INSTANCE Point WITH X <- 1, Y <- 2
This puts Add and Point in our module namespace , but using the values for X and Y.
>> Point
<<1, 2>>
>> Add(3, 4)
<<4, 6>>
Alternatively, we can assign the instance to an operator, which acts as a namespace. This behaves the same way, but places all of the instantiated operators under said namespace.
P1 == INSTANCE Point WITH X <- 1, Y <- 2
P2 == INSTANCE Point WITH X <- 2, Y <- 1
>> P1!Point
<<1, 2>>
>> P2!Point
<<2, 1>>
Finally, we can do a partial assignment to a namespace. If we do this, we define the remaining constant(s) at the exact point we call the operator.
P1(Y) == INSTANCE Point WITH X <- 1
P2(X) == INSTANCE Point WITH Y <- 1
P3(X, Y) == INSTANCE Point
>> P1(3)!Point
<<1, 3>>
>> P2(3)!Add(1, 1)
<<4, 2>>
>> P3(1, 2)!Add(2, 3)
<<3, 5>>
If you define a constant in an module you later instantiate, and you don’t assign a specific value to the constant, it will default to any other operator or constant with the same name in the instantiating module. In other words, we could also import Point like this:
X == 1
Y == 2
P == INSTANCE Point

We did not define P using WITH, so it defaults in this case to Point WITH X <- X, Y <- Y.

Summary

In this chapter we learned how to use constants to create distinct models for the same spec. We also covered making reusable libraries for our specs and simplifying them with module parameterization. With this we are able to clean up our Knapsack operator and check it over different state spaces.

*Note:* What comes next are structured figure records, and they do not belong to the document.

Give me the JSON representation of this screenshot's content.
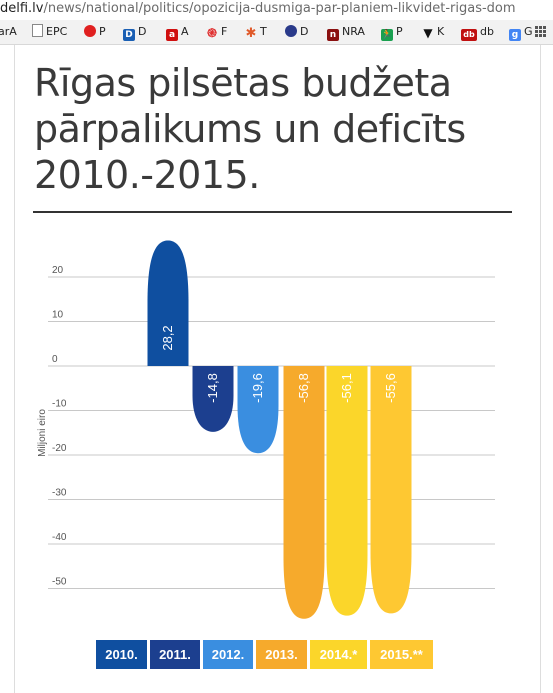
{
  "browser": {
    "url_host": "delfi.lv",
    "url_path": "/news/national/politics/opozicija-dusmiga-par-planiem-likvidet-rigas-dom",
    "bookmarks": [
      {
        "label": "arA",
        "icon": "none"
      },
      {
        "label": "EPC",
        "icon": "page-icon"
      },
      {
        "label": "P",
        "icon": "red-dot-icon",
        "color": "#e02020"
      },
      {
        "label": "D",
        "icon": "d-logo-icon",
        "color": "#1a5fb4"
      },
      {
        "label": "A",
        "icon": "a-logo-icon",
        "color": "#d01010"
      },
      {
        "label": "F",
        "icon": "swirl-icon",
        "color": "#e03030"
      },
      {
        "label": "T",
        "icon": "star-icon",
        "color": "#e05a2a"
      },
      {
        "label": "D",
        "icon": "globe-icon",
        "color": "#2a3a8a"
      },
      {
        "label": "NRA",
        "icon": "n-logo-icon",
        "color": "#8a1010"
      },
      {
        "label": "P",
        "icon": "runner-icon",
        "color": "#1aa050"
      },
      {
        "label": "K",
        "icon": "arrow-icon",
        "color": "#111111"
      },
      {
        "label": "db",
        "icon": "db-logo-icon",
        "color": "#c01010"
      },
      {
        "label": "G",
        "icon": "google-icon",
        "color": "#4285f4"
      }
    ]
  },
  "article": {
    "title": "Rīgas pilsētas budžeta pārpalikums un deficīts 2010.-2015."
  },
  "colors": {
    "2010": "#0f4fa0",
    "2011": "#1c3f8f",
    "2012": "#3a8ee0",
    "2013": "#f6aa2c",
    "2014": "#fbd62a",
    "2015": "#fec832"
  },
  "chart_data": {
    "type": "bar",
    "categories": [
      "2010.",
      "2011.",
      "2012.",
      "2013.",
      "2014.*",
      "2015.**"
    ],
    "values": [
      28.2,
      -14.8,
      -19.6,
      -56.8,
      -56.1,
      -55.6
    ],
    "data_labels": [
      "28,2",
      "-14,8",
      "-19,6",
      "-56,8",
      "-56,1",
      "-55,6"
    ],
    "ylabel": "Miljoni eiro",
    "yticks": [
      20,
      10,
      0,
      -10,
      -20,
      -30,
      -40,
      -50
    ],
    "ytick_labels": [
      "20",
      "10",
      "0",
      "-10",
      "-20",
      "-30",
      "-40",
      "-50"
    ],
    "ylim": [
      -55,
      22
    ],
    "grid": true,
    "legend": "bottom",
    "bar_shape": "rounded-end"
  }
}
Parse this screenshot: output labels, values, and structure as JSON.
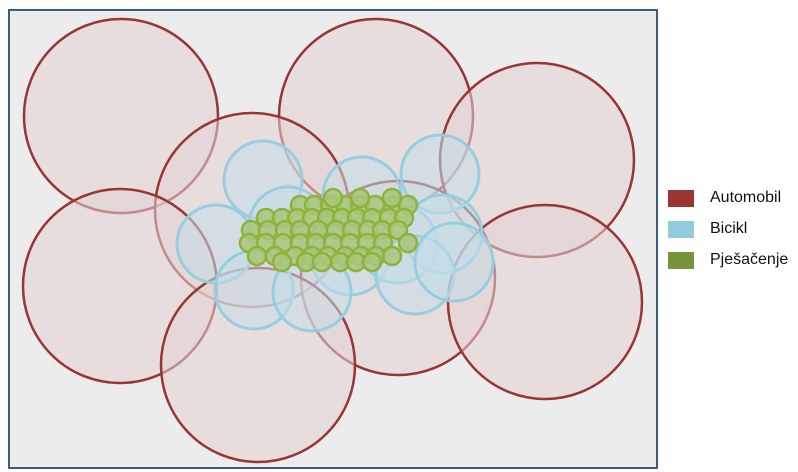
{
  "colors": {
    "panel_fill": "#ececec",
    "panel_border": "#3b5c87",
    "car_stroke": "#983535",
    "car_fill": "#e4d1d2",
    "bike_stroke": "#96cde0",
    "bike_fill": "#c3dde7",
    "walk_stroke": "#8db33a",
    "walk_fill": "#a9c67a"
  },
  "legend": [
    {
      "label": "Automobil",
      "color": "#9a3532",
      "key": "car"
    },
    {
      "label": "Bicikl",
      "color": "#93cddd",
      "key": "bike"
    },
    {
      "label": "Pješačenje",
      "color": "#77933c",
      "key": "walk"
    }
  ]
}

We can only go so far, though, with just single-process algorithms. For many problems, we’re dealing with multiple processes all acting simultaneously, where the order they run is nondeterministic. In the next chapter, we will learn how to write concurrent specifications and learn just why formal methods are so vital to safe concurrency.